Corner of palace wall
20 14 met a friend in Shenzhen. In 20 13, I backpacked through five provinces and crossed Sichuan, Yunnan and Tibet. She said that during the three-month long-hair trip, the deepest impression I left her was that she suddenly caught a cold and had a high fever when she was about to enter Tibet. Entering Tibet is a very dangerous act, but if she doesn't go here, it means giving up the whole journey and leaving regrets. Along the way, fellow travelers advised her not to enter Tibet. She said that her spirit of self-feeling is better in every way. She didn't listen to the tourists' advice, but followed them into Tibet. After she entered Tibet, her cold and other conditions improved. She didn't have the expected altitude sickness, and she didn't get worse with a cold. Instead, she recovered naturally. This is a sacred place.
snowy mountain
In 20 15, I came to Shanghai and my best friend went with other friends. From Chengdu-Lanzhou-Lhasa, I went to a bar to drink at night and listened to friends who came here from all corners of the country to tell their emotional stories along the way.
buttered tea
Drinking a cup of hot butter tea is salty and fragrant, sweet and sweet, which is a precious etiquette for Tibetans to entertain guests.
pray
Sitting quietly in front of Jokhang Temple, watching the burning butter lamp, and feeling the power of faith in the shocking scene where believers bow down and bow down.
believer
At dawn, the front door of Jokhang Temple was crowded with kowtowing believers. They crossed their hands over their heads, bowed to their foreheads, chests and arches three times from top to bottom, then knelt down and crawled on the ground, hands straight, threw themselves on the ground, and repeated the same actions over and over again. ?
believer
Most of these believers have traveled thousands of miles, sleeping in the wind and kowtowing step by step, just to kowtow and pray for siddhattha gotama of Jokhang Temple.
believer
Share with friends; For the first time, I saw many believers chanting the six-character mantra with prayer wheels, which I can't describe in words. In the face of the shock of Jokhang Temple, the scene is enough for everyone who comes to visit to feel the Buddhist atmosphere inherited by the Tibetan people for thousands of years. ?

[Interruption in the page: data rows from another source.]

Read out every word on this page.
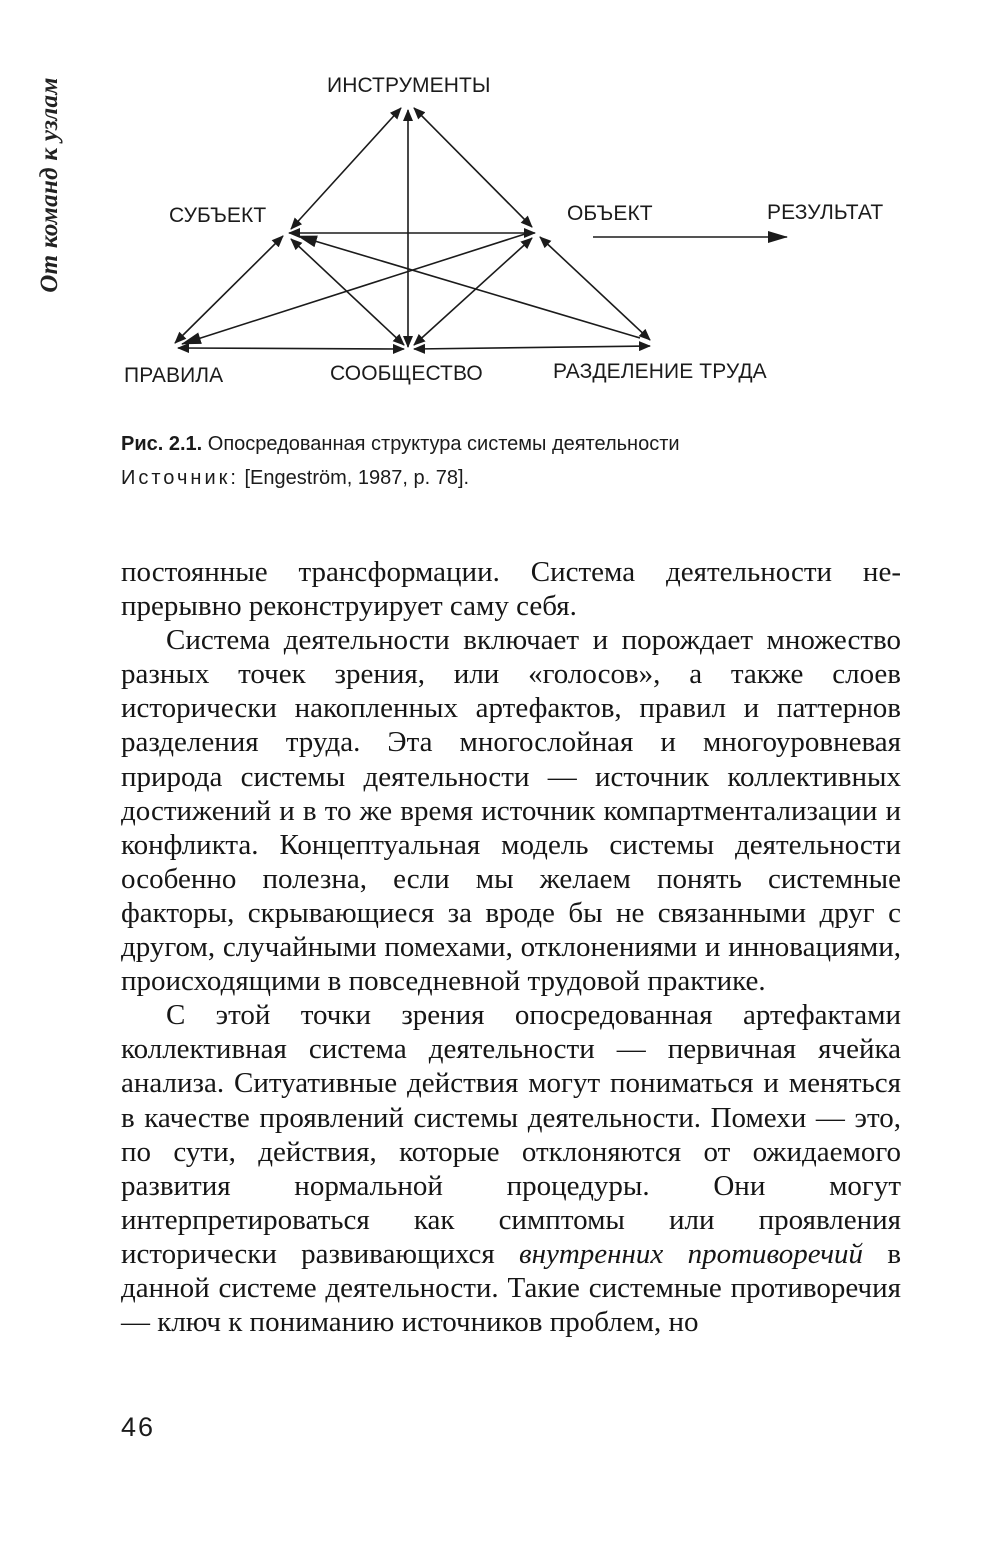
От команд к узлам	ИНСТРУМЕНТЫ
СУБЪЕКТ	ОБЪЕКТ	РЕЗУЛЬТАТ
ПРАВИЛА	СООБЩЕСТВО	РАЗДЕЛЕНИЕ ТРУДА
Рис. 2.1. Опосредованная структура системы деятельности
Источник: [Engeström, 1987, p. 78].

постоянные трансформации. Система деятельности непрерывно реконструирует саму себя.

Система деятельности включает и порождает множество разных точек зрения, или «голосов», а также слоев исторически накопленных артефактов, правил и паттернов разделения труда. Эта многослойная и многоуровневая природа системы деятельности — источник коллективных достижений и в то же время источник компартментализации и конфликта. Концептуальная модель системы деятельности особенно полезна, если мы желаем понять системные факторы, скрывающиеся за вроде бы не связанными друг с другом, случайными помехами, отклонениями и инновациями, происходящими в повседневной трудовой практике.

С этой точки зрения опосредованная артефактами коллективная система деятельности — первичная ячейка анализа. Ситуативные действия могут пониматься и меняться в качестве проявлений системы деятельности. Помехи — это, по сути, действия, которые отклоняются от ожидаемого развития нормальной процедуры. Они могут интерпретироваться как симптомы или проявления исторически развивающихся внутренних противоречий в данной системе деятельности. Такие системные противоречия — ключ к пониманию источников проблем, но

46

Their faces are full of piety, vicissitudes and openness-such faces are only available on the roof of the world.
Yanghu
I want to take advantage of this youth to go to the west alone. Cross the sea of clouds to another country, a place with history and stories, a place to wash the soul, and take the soul all the way to the west.
Rizhao Snow Mountain is resplendent and magnificent.